Wednesday, May 6, 2009
ALCOSAN Plans New Plants
The Allegheny County Sanitary Authority is floating a pair of trial balloons for public comment. The authority has released plans to build a pair of satellite treatment plants that would only operate on heavy rainfall or snowmelt days. ALCOSAN is in the process of finding ways to reduce the amount of sewage that flows into the region’s rivers on wet weather days. The authority is under a consent decree from the EPA to have a plan in place by 2012. The plants would take the extra water, filter out the solids and then disinfect the water before dumping it into the river. The two plants being proposed would be in Munhall and Millvale. The facilities come with an estimated combined price tag of $60 million. ALCOSAN spokesperson Nancy Barylak says the facility in Munhall is ready to build but they are waiting on the final design of Rt. 28 before the plant on the Allegheny can be finalized. She says these could be the first of several satellite treatment facilities. Barylak says it is cheaper and better for the environment to build these types of plants than it is to separate the decades-old combined storm and sewer pipes.
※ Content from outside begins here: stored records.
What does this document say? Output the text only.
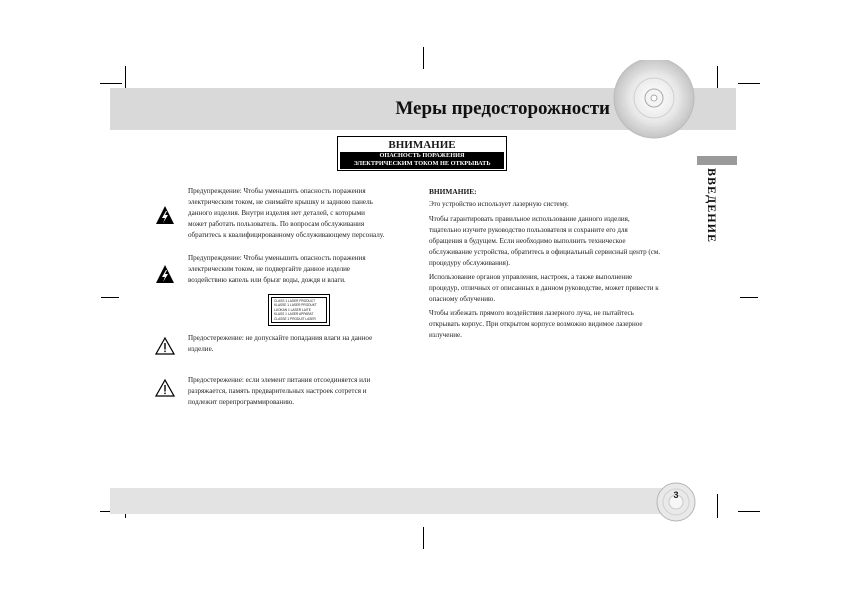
Меры предосторожности
ВВЕДЕНИЕ
ВНИМАНИЕ
ОПАСНОСТЬ ПОРАЖЕНИЯ
ЭЛЕКТРИЧЕСКИМ ТОКОМ НЕ ОТКРЫВАТЬ
Предупреждение: Чтобы уменьшить опасность поражения
электрическим током, не снимайте крышку и заднюю панель
данного изделия. Внутри изделия нет деталей, с которыми
может работать пользователь. По вопросам обслуживания
обратитесь к квалифицированному обслуживающему персоналу.
Предупреждение: Чтобы уменьшить опасность поражения
электрическим током, не подвергайте данное изделие
воздействию капель или брызг воды, дождя и влаги.
CLASS 1 LASER PRODUCT
KLASSE 1 LASER PRODUKT
LUOKAN 1 LASER LAITE
KLASS 1 LASER APPARAT
CLASSE 1 PRODUIT LASER
Предостережение: не допускайте попадания влаги на данное
изделие.
Предостережение: если элемент питания отсоединяется или
разряжается, память предварительных настроек сотрется и
подлежит перепрограммированию.
ВНИМАНИЕ:
Это устройство использует лазерную систему.
Чтобы гарантировать правильное использование данного изделия,
тщательно изучите руководство пользователя и сохраните его для
обращения в будущем. Если необходимо выполнить техническое
обслуживание устройства, обратитесь в официальный сервисный центр (см.
процедуру обслуживания).
Использование органов управления, настроек, а также выполнение
процедур, отличных от описанных в данном руководстве, может привести к
опасному облучению.
Чтобы избежать прямого воздействия лазерного луча, не пытайтесь
открывать корпус. При открытом корпусе возможно видимое лазерное
излучение.
3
Separation would mean massive digging and pipe laying projects and the end result would still dump all the debris, oils, salts and other chemicals found on roadways into the rivers. The proposed treatment plants would be placed on approximately 1.5-acre parcels but Barylak says nearly all of the tanks and equipment is underground. Other communities across the country have designed the remaining structures to blend in with the community and some have finished the land with basketball courts, tennis courts or walking trails. If the plans are approved construction work could begin in 2012. Public comment will be taken until June 12 at the ALCOSAN web page.